Debugging the CalibrationDbRemote Devices¶
The so-called calibrationDbRemote devices are the access points to the calibration database, both for the online and the offline services. Retrieving and injecting constants through them are performed using ZMQ requests. The devices themselves run in a Karabo environment.
For online calibration one should check the procedures at General Online Calibration Troubleshooting for how to identify and debug problems with these devices.
The offline devices run under the xcal account on max-exfl016 in a Karabo environment installed in the /scratch/xcal/karabo folder. This installation is maintained by ITDM. Note the the folder is only accessible from max-exfl016; it is not shared across Maxwell hosts.
Inspecting Logs¶
To inspect logs, log onto xcal@max-exfl016 and tail the log file of the device server:
ssh xcal@max-exfl016
tail -500f /scratch/xcal/karabo/var/log/pythonserver_max_web_rcal_0/current
This should result in an output similar to:
INFO MAX_WEB_DATA/DM/CAL_REMOTE_5 : Waiting on data
INFO MAX_WEB_DATA/DM/CAL_REMOTE_5 : Saved file cal.1567178413.0473201.h5 at xfel/cal/agipd-type/agipd_siv1_agipdv11_m400/
INFO MAX_WEB_DATA/DM/CAL_REMOTE_5 : Start writing to Calibration Catalogue...
INFO MAX_WEB_DATA/DM/CAL_REMOTE_5 : Finnish writing to Calibration Catalogue...
INFO MAX_WEB_DATA/DM/CAL_REMOTE_5 : Registered cal.1567178413.0473201.h5 successfully
for when parameters are being written to the database, or:
INFO MAX_WEB_DATA/DM/CAL_REMOTE_0 : Waiting on data
INFO MAX_WEB_DATA/DM/CAL_REMOTE_0 : Start searching in Calibration Catalogue...
INFO MAX_WEB_DATA/DM/CAL_REMOTE_0 : Got calibration: Offset (AGIPD1M1), meta_only: True
INFO MAX_WEB_DATA/DM/CAL_REMOTE_0 : Waiting on data
INFO MAX_WEB_DATA/DM/CAL_REMOTE_0 : Start searching in Calibration Catalogue...
INFO MAX_WEB_DATA/DM/CAL_REMOTE_0 : Got calibration: BadPixelsDarkCCD (FastCCD1), meta_only: False
when retrieving parameters from the database.
There are a total of 30 devices acting as access points, and most calibration routines will randomly pick one of these and retry contacting another one if it is not available.
Error Scenarios¶
The following error scenarios have been known to occur:
Calibration database devices do not respond to queries. This can be due to a temporary overload of the server, such that the processes running the access points were not able to allocate sufficient memory. This should not happen anymore if meta_data only retrieval mode is used for larger parameters, like those of AGIPD and LPD. It can be diagnosed by the log outputs not updating even though querying jobs have been launched.
It can be solved by restarting the calibrationDbRemote server:
source /scratch/xcal/karabo/activate karabo-kill -k pythonserver_max_web_rcal_0
Note that this might lead to errors on calibration jobs currently in flight, when the restart occurs. All devices will autostart after the server restart. The procedure takes about 30 seconds until the system will be running again.

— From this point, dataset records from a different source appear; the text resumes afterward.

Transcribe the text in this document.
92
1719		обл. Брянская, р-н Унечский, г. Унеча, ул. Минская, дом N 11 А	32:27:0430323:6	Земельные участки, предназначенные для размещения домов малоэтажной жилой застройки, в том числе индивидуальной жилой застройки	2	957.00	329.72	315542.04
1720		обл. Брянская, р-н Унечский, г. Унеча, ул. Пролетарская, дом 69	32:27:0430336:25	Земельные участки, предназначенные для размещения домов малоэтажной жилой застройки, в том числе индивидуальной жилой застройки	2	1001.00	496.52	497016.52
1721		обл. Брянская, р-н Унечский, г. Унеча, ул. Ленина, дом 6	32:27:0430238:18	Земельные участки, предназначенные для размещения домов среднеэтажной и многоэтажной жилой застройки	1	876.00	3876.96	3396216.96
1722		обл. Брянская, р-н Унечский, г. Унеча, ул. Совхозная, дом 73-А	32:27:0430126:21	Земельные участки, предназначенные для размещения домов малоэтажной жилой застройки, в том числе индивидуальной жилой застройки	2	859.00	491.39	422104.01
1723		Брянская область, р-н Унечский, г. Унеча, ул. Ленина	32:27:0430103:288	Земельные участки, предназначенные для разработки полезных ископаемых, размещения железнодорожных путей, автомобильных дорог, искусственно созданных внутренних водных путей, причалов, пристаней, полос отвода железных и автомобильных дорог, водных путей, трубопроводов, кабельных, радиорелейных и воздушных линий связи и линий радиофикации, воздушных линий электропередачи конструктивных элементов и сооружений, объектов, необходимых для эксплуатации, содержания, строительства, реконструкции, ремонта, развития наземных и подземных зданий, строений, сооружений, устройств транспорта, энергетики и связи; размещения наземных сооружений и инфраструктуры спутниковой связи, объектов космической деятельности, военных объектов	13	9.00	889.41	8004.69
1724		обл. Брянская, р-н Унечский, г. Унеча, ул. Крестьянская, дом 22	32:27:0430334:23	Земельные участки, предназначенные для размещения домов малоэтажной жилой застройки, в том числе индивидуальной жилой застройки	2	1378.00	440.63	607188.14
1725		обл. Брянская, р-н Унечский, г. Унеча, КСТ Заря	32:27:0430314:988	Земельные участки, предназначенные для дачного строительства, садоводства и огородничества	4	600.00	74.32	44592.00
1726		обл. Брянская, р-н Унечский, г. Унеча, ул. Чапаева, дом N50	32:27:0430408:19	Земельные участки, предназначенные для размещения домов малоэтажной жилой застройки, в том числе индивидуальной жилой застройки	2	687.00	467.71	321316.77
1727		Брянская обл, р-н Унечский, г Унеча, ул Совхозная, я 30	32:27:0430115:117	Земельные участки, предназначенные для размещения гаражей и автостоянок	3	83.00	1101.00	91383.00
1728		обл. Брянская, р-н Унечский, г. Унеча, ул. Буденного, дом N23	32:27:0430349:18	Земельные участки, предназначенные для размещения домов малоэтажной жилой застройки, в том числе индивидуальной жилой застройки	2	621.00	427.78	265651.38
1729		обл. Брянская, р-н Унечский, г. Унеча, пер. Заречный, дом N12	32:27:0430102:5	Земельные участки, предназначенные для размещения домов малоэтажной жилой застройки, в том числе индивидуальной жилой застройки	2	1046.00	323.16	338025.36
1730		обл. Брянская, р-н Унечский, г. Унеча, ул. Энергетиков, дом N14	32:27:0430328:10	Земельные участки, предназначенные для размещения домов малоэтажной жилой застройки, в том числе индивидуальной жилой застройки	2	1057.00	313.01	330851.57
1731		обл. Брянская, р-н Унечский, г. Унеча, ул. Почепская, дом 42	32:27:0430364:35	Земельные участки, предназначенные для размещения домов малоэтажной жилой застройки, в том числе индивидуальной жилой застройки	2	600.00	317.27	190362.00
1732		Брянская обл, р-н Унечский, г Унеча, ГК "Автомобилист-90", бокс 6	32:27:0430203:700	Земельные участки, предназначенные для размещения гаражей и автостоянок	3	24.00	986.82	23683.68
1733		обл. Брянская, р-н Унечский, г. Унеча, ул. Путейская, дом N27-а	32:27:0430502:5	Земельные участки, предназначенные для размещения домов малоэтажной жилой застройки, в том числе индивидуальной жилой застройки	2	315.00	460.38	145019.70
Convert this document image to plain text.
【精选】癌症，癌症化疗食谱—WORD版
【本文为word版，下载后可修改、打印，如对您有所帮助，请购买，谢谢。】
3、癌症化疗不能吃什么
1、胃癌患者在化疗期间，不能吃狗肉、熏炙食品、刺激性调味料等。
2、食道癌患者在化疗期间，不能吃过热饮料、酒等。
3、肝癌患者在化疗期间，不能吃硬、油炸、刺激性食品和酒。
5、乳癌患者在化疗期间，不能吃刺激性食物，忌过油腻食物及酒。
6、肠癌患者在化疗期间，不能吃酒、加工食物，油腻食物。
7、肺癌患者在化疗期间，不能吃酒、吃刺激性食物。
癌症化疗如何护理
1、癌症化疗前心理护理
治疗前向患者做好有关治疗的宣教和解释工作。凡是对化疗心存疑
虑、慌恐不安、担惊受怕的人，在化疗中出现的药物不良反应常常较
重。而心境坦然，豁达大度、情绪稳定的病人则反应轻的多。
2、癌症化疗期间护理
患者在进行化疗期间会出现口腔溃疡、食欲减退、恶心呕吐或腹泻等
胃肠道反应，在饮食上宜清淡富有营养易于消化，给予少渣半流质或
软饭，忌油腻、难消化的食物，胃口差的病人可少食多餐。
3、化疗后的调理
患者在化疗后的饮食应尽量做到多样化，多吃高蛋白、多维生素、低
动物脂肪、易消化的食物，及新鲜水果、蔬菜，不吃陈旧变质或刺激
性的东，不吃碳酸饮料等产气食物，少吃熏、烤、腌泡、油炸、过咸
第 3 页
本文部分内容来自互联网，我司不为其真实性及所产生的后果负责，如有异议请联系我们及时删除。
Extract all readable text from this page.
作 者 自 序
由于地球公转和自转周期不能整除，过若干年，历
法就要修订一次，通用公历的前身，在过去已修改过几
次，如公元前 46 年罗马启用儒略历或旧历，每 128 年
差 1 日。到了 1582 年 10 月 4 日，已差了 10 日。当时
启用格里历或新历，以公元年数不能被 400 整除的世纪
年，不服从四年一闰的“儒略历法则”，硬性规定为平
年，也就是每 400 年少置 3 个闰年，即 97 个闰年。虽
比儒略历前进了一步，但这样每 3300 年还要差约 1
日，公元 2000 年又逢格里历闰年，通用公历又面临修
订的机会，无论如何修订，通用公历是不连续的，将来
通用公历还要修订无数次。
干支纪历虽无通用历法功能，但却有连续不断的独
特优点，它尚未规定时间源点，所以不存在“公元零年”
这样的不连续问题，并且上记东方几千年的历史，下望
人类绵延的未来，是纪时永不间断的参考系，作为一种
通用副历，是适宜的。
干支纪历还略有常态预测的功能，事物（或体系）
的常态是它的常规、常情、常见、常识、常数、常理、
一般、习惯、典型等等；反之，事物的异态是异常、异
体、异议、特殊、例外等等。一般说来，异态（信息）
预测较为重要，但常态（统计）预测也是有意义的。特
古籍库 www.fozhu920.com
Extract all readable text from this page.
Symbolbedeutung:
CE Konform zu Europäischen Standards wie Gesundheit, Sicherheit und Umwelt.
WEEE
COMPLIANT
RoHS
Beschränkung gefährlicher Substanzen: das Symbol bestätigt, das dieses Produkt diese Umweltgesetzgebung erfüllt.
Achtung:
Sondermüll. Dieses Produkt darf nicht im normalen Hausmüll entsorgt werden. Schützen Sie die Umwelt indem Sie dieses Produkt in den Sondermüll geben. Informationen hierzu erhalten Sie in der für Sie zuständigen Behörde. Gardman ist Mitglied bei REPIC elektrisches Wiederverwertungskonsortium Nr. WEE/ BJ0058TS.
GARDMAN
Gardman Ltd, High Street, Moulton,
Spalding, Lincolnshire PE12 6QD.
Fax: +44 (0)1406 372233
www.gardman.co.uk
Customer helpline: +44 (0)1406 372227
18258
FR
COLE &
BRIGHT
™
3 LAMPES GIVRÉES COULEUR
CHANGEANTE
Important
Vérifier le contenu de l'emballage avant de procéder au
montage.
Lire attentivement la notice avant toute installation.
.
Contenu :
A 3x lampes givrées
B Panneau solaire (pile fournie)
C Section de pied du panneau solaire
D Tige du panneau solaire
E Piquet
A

To diagnose if the problems occured through requesting large constants, while not using meta_only mode, check memory consumption via htop:
htop
and assure that no swapping had occurred.
Unusually high number of request, of the same parameters can occur if ZMQ requests with improper timeout error handling are being made. This will lead to recurring log entries requesting the same parameters. Current production code has long enough timeouts set, but legacy code is known to run into this scenario. To fix it, first check if you can find processes that might be responsible for the requests:
squeue -u xcal
and stop these, e.g. by using scancel. The restart the calibration database devices as mentioned above. Make sure to increase timeouts on calling code before initiating new requests.
Reports show `Version already taken` error. This is not really a failure scenario, but rather expected behaviour. A parameter with exactly the same start date and operating conditions has previously been injected into the calibration database. The database is now refusing to overwrite it. Check if you are characterizing the correct data with the correct conditions.